第12章 オマケページももこ篇 初恋
翔ちゃんの言葉にあたしの胸はズキンと痛んだ。
その場から立ち去ろうとした時、翔ちゃんがあたしの姿に気づく。
「ももこ。」
「あ、ノート取りに…」
あたしは急いで机の中からノートを出すと、走って教室を後にした。
「ももこ!」
そしてそれから卒業するまで、翔ちゃんとはろくに口を利くこともなく、あたし達はバラバラになった。

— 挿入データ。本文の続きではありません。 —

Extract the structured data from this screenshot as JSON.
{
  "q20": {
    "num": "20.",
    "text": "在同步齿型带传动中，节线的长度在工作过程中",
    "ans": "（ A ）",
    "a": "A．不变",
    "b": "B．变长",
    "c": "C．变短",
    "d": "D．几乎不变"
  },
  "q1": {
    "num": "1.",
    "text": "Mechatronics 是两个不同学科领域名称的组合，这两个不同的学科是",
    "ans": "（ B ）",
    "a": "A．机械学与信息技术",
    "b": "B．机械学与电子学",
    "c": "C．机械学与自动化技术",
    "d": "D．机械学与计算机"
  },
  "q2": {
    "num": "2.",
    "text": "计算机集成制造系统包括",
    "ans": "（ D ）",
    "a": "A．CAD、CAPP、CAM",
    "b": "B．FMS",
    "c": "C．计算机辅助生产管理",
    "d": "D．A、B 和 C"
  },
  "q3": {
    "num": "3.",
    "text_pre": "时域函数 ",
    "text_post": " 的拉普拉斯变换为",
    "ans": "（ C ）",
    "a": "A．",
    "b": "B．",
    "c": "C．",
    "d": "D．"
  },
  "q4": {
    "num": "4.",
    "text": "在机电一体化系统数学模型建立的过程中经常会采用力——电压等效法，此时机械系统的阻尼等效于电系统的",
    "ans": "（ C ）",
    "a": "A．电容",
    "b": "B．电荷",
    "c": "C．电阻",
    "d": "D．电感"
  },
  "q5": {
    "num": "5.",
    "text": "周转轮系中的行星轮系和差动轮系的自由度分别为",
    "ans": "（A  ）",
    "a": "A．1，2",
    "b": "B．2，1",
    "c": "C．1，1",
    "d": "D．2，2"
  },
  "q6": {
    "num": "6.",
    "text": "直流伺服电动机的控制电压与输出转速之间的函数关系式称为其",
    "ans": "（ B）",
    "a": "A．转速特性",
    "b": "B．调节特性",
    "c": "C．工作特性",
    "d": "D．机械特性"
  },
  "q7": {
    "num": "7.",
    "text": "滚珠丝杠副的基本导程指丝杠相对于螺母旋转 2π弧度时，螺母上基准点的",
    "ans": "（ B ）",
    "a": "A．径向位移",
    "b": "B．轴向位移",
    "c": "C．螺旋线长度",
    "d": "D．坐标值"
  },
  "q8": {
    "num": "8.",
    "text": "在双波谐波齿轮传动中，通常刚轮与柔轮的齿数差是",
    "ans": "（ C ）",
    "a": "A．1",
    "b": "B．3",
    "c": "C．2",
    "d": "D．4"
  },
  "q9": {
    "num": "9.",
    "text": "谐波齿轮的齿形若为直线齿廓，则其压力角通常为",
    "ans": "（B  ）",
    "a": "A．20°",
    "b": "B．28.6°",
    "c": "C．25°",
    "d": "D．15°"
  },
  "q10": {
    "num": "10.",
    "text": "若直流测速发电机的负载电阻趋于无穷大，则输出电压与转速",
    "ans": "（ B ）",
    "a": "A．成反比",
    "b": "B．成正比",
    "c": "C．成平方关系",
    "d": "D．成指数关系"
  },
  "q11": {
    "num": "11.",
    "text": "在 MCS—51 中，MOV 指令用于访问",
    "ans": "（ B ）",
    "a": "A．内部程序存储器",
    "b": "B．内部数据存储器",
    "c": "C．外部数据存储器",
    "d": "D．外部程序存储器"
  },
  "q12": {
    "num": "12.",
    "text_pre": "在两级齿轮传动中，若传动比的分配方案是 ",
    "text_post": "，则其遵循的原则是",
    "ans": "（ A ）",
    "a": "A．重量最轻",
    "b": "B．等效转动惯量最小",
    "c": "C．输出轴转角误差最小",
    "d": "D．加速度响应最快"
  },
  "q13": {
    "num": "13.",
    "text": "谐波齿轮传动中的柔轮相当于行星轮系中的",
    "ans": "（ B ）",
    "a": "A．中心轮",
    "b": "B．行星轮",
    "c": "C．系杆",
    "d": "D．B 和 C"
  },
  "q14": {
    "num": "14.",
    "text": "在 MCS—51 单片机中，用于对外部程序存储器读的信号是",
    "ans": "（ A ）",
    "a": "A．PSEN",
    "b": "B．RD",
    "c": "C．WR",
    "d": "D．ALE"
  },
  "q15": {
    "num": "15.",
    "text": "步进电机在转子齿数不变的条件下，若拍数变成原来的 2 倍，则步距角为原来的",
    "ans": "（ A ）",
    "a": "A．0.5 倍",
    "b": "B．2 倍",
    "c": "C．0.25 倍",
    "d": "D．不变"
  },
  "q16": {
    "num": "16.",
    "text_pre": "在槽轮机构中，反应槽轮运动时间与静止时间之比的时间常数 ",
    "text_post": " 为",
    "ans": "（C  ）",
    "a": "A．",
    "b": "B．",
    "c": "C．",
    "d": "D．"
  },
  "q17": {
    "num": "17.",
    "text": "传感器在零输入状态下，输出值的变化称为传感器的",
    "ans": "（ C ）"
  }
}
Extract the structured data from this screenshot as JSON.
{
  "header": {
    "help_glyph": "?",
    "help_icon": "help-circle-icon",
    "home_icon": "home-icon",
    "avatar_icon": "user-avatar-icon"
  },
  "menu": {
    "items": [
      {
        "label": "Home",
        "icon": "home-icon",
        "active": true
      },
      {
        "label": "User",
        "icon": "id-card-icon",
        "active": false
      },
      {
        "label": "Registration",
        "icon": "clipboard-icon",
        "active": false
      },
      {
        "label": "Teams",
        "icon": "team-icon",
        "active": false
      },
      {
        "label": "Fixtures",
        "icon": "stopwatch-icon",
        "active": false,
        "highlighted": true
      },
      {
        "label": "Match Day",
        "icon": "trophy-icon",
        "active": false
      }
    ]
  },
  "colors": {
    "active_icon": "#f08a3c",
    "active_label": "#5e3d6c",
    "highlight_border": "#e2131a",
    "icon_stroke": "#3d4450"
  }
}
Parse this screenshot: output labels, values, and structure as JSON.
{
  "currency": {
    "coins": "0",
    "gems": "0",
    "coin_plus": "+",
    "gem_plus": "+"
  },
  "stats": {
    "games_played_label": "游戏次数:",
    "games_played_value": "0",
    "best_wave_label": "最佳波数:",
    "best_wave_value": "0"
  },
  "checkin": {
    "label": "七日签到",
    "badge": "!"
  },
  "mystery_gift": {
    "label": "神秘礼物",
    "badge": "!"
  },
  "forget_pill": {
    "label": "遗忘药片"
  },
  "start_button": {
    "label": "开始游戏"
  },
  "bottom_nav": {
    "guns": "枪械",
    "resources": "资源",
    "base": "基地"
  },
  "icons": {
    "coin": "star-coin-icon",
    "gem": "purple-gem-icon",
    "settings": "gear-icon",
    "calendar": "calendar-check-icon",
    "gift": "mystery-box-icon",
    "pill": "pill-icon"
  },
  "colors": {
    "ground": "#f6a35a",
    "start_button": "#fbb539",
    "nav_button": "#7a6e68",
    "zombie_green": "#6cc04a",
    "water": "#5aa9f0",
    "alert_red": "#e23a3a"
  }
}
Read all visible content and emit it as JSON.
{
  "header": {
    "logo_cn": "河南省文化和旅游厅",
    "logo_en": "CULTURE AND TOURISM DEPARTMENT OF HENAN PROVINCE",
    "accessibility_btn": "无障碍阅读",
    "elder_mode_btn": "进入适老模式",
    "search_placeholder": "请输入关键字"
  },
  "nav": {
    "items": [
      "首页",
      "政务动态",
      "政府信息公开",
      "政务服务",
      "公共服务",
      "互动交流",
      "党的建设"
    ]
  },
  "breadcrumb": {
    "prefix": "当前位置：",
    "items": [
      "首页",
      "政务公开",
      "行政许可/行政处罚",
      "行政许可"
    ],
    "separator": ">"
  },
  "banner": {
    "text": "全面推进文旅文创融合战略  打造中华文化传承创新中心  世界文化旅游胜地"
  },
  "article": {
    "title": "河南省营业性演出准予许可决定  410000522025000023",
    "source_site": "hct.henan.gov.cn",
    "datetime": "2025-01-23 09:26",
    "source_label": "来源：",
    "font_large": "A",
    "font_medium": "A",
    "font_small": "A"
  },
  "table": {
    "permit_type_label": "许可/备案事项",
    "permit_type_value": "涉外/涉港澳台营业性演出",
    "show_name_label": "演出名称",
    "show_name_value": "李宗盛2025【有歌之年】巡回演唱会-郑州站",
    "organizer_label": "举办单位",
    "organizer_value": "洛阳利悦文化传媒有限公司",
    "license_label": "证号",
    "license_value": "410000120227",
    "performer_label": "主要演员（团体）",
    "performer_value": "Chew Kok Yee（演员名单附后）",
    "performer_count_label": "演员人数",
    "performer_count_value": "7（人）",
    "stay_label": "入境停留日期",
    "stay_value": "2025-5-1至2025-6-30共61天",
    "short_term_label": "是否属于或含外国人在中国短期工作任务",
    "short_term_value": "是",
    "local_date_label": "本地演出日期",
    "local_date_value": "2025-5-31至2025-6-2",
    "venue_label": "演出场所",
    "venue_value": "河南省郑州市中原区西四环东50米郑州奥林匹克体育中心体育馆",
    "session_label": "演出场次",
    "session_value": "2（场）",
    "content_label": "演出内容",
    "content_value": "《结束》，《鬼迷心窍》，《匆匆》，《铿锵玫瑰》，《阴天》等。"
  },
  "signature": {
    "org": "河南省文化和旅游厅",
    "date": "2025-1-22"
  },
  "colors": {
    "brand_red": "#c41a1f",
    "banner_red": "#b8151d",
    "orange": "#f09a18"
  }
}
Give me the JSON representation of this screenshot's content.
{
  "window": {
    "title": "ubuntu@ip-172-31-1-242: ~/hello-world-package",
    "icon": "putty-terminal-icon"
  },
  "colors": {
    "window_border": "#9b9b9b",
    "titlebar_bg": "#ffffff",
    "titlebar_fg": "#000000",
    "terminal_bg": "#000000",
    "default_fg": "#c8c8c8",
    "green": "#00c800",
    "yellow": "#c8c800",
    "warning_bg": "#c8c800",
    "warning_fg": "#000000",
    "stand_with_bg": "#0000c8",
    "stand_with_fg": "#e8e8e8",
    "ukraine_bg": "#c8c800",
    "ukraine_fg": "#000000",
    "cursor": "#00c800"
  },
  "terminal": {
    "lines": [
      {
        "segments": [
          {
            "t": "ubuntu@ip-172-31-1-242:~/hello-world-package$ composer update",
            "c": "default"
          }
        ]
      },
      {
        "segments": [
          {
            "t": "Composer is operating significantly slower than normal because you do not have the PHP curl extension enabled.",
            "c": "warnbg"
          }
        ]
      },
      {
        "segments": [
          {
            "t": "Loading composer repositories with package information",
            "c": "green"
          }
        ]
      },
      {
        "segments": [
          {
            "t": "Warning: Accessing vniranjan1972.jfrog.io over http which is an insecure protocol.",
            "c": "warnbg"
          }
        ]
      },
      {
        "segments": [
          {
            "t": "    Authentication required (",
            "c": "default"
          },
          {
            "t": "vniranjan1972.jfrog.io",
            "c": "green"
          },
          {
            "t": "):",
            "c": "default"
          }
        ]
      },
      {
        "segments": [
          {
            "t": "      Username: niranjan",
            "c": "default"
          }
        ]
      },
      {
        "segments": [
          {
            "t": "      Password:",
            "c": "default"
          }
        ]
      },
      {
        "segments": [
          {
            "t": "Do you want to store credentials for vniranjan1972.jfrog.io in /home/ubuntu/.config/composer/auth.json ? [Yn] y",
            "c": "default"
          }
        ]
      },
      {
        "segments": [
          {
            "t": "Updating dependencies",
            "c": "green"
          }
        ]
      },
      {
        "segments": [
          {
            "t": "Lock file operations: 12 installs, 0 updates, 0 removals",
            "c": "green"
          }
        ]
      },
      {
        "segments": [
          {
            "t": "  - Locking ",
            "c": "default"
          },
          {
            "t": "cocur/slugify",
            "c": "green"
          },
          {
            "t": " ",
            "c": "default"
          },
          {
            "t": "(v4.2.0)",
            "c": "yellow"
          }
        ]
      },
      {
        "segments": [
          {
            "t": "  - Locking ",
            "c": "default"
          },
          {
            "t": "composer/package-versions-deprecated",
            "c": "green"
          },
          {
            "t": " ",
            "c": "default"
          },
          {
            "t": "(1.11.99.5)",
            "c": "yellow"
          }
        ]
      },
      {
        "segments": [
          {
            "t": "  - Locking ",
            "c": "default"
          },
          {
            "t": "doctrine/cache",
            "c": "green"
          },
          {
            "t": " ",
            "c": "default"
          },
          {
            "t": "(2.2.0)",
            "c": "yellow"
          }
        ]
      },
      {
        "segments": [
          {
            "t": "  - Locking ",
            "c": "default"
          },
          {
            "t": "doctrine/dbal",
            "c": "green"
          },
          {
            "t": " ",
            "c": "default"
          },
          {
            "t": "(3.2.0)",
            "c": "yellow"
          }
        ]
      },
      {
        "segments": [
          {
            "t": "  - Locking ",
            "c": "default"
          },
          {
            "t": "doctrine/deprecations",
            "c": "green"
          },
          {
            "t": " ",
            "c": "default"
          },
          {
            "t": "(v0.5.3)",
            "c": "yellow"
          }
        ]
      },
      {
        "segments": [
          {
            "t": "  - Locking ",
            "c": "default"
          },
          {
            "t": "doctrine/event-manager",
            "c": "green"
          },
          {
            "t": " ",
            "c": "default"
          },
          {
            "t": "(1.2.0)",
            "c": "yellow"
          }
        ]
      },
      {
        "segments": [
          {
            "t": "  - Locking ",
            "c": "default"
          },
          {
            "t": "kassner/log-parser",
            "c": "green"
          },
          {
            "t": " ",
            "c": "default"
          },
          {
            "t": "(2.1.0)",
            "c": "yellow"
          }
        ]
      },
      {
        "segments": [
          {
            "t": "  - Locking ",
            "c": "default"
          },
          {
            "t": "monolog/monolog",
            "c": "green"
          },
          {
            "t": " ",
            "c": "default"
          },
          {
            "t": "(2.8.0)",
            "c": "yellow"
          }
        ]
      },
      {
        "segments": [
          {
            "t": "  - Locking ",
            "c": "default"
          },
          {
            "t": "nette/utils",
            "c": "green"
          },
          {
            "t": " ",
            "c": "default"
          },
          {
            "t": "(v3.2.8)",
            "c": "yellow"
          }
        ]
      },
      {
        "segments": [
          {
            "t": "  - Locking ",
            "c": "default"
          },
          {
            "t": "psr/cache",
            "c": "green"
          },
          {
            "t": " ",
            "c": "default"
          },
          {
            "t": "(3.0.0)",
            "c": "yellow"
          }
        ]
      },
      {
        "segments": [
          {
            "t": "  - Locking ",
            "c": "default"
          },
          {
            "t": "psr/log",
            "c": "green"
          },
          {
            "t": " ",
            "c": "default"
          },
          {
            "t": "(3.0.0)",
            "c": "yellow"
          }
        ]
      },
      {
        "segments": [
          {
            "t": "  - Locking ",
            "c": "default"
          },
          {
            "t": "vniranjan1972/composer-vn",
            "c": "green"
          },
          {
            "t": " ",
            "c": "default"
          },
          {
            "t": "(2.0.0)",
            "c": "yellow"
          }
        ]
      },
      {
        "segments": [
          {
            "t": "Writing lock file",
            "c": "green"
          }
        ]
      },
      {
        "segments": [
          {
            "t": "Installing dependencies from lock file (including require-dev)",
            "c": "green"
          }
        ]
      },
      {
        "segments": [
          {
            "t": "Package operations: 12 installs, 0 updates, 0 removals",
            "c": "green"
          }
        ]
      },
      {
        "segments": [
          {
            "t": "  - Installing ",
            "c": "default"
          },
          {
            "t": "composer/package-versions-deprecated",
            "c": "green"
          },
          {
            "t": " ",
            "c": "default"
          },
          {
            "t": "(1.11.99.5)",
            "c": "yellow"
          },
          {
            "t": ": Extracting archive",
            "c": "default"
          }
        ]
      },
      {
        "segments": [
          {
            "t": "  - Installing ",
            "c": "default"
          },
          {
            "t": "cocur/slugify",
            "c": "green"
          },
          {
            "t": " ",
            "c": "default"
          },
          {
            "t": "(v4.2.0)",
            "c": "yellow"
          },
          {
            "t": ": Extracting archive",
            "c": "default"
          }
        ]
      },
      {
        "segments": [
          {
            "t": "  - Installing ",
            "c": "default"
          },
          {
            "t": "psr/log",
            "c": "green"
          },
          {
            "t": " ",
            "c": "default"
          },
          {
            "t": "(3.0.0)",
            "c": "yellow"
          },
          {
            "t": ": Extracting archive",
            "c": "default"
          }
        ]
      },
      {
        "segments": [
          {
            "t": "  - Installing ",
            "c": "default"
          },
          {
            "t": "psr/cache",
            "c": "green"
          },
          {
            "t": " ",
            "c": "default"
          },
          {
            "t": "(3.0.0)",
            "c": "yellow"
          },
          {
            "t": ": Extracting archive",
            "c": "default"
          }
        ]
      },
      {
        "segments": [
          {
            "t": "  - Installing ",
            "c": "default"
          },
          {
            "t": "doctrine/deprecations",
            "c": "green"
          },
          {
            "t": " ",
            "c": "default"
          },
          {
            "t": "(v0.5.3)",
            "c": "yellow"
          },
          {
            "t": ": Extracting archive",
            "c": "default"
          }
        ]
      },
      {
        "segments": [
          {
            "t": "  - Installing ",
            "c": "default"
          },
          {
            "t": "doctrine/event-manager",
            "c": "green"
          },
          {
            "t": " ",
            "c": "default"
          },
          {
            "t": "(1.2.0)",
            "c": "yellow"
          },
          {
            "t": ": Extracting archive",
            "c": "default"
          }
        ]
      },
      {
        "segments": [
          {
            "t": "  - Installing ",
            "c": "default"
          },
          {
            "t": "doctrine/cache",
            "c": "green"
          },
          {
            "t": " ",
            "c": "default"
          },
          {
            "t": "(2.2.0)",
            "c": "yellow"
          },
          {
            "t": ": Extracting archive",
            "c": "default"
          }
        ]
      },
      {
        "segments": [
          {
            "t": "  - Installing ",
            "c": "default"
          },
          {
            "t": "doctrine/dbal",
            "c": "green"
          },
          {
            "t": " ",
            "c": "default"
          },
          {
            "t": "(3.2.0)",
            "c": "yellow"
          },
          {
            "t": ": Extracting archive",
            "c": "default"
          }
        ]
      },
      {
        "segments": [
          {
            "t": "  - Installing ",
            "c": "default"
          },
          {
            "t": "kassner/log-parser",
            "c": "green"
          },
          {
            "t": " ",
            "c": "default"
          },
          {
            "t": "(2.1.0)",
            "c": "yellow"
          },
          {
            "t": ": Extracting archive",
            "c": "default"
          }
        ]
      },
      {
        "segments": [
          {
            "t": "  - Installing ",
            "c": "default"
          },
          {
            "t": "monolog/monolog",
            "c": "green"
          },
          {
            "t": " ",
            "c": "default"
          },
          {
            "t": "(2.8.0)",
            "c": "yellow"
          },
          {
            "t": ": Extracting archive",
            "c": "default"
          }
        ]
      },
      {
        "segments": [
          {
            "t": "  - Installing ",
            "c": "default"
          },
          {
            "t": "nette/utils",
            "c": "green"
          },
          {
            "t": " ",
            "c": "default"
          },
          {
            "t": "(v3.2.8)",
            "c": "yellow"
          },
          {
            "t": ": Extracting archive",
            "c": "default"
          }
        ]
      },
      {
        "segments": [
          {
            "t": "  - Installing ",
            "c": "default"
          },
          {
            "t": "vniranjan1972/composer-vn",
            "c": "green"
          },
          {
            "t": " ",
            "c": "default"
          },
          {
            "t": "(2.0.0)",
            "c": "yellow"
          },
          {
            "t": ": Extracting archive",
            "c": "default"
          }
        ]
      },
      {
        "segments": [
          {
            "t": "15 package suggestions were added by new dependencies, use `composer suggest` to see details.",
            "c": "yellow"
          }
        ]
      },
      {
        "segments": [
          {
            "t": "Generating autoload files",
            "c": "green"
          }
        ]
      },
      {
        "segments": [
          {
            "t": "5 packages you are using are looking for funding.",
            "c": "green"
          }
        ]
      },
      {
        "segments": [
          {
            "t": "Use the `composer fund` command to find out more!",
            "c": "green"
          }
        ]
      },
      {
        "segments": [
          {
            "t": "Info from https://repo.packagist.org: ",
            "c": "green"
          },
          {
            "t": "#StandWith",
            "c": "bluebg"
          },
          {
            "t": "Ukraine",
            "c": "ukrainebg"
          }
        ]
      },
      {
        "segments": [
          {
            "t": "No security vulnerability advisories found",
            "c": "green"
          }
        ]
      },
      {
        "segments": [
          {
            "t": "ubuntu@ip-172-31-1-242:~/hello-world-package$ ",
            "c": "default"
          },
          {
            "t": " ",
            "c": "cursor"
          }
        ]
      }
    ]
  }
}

「あんなこと言うつもりじゃなかった。ホントは好きだったのに…思春期だったから。」
「フフッ。何それ。」
「ずっと後悔してた。ちゃんと気持ち伝えてればって。ももこも俺のこと好きだったよな?」
「うん…」
「俺さ、今でも変わらないよ。ずっと忘れられなくて。オマエのこと。」
ーえぇー!?ー
「オマエ今、彼氏とかいんの?」
「うん、いる。」
「そっか。そうだよな。オマエに彼氏ができないわけないもんな。ごめんごめん。」
「ありがとう。でもあたし、今はその人が一番大切だから。」
「わかった。変なこと言ってごめん。」
翔ちゃんは頭を掻いた。その癖、変わってないな。
「でも、せっかく再会したんだし、お茶でもしてかない?」
ーどうしよう…ー
その時浮かんだのはセンパイの顔。
「ごめん。やめとく。」
「そっか。…じゃあ、元気で。」
「翔ちゃんもね。」
翔ちゃんは笑顔で手を振ると、背を向け歩き出した。